What does monastic culture mean?
A definition
by Martin Erdmann
Historically, monastic culture reveals itself as a horizon of experience, which, despite all the wave movements, shows great consistency, and also as an experimental space, because in the course of history – yesterday as today – monasteries have reacted to and interacted with their times. Thus, social developments can still be viewed against this horizon of experience and within this experimental space. Many of the things that people who are living consciously are concerned with today can be rediscovered in monasteries and can be discovered as something intensely lived. Here, the indispensable social relevance of monastic culture manifests itself.

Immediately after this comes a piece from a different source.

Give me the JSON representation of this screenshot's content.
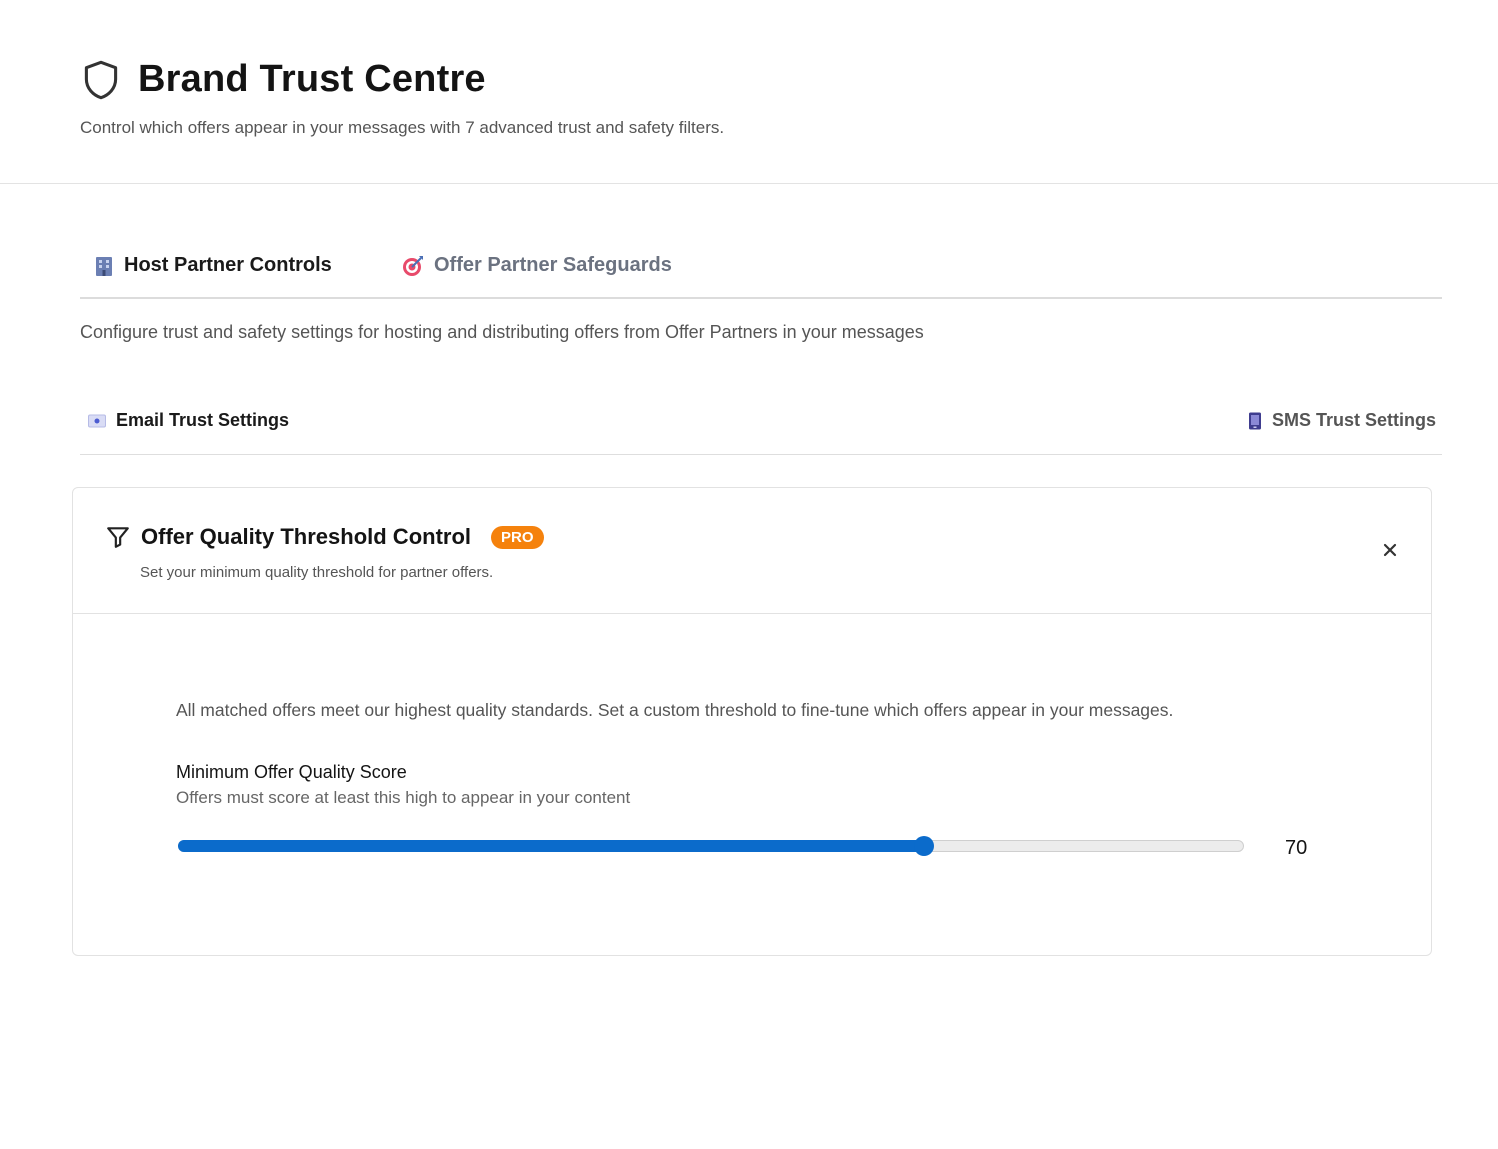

The way we look upon monasteries today, the enthusiasm for them and their appeal not least spring from a romantic approach. Undoubtedly, the great achievements of monastic architecture, art and science are worth admiring and they set styles. Everyone will in many cases probably recognise a monastery right away, even from a distance. But this historical, aesthetic perspective only captures one form of monastic culture. Yet, without a doubt it is a very important one, because it refers to the fact that monastic life is a shaped way of life. And this can already be discovered in the fact that even former monasteries, which today function as museums and cultural centres, are still perceived primarily as monasteries by visitors.
Monastic culture can be understood very well by considering the term itself: monastery = cloister = claustrum = the enclosed. Culture = the cultivated. In other words, a way of life that is cultivated in an enclosure, behind monastery walls. In his monastic set of rules, Father Benedict writes that, if possible, everything one needs to live should be located within the monastery walls. Because walking about outside, he states, is never good for monks. Thus monastic culture manifests itself as a critical distance from the world, as a way of life that draws a distinction between the monastery and the world. However, it isn’t so much the element of rejection that works here, but rather that of choice. For monasteries themselves naturally are part of the world, too.
This stance has always given monastic culture its own character, one of being an internal culture with certain behaviours and ways, but at the same time it has also had an impact on the world as part of a dialogue that is essentially determined by the motive of searching. A way of searching that within monasteries is more closely defined as a quest for God and in the outside world as a search for life’s “whence” and “whither”. Ultimately, a search for an authentic life and with the desire to accomplish the purpose for which one was brought into being. This is what connects all people, whether consciously or unconsciously.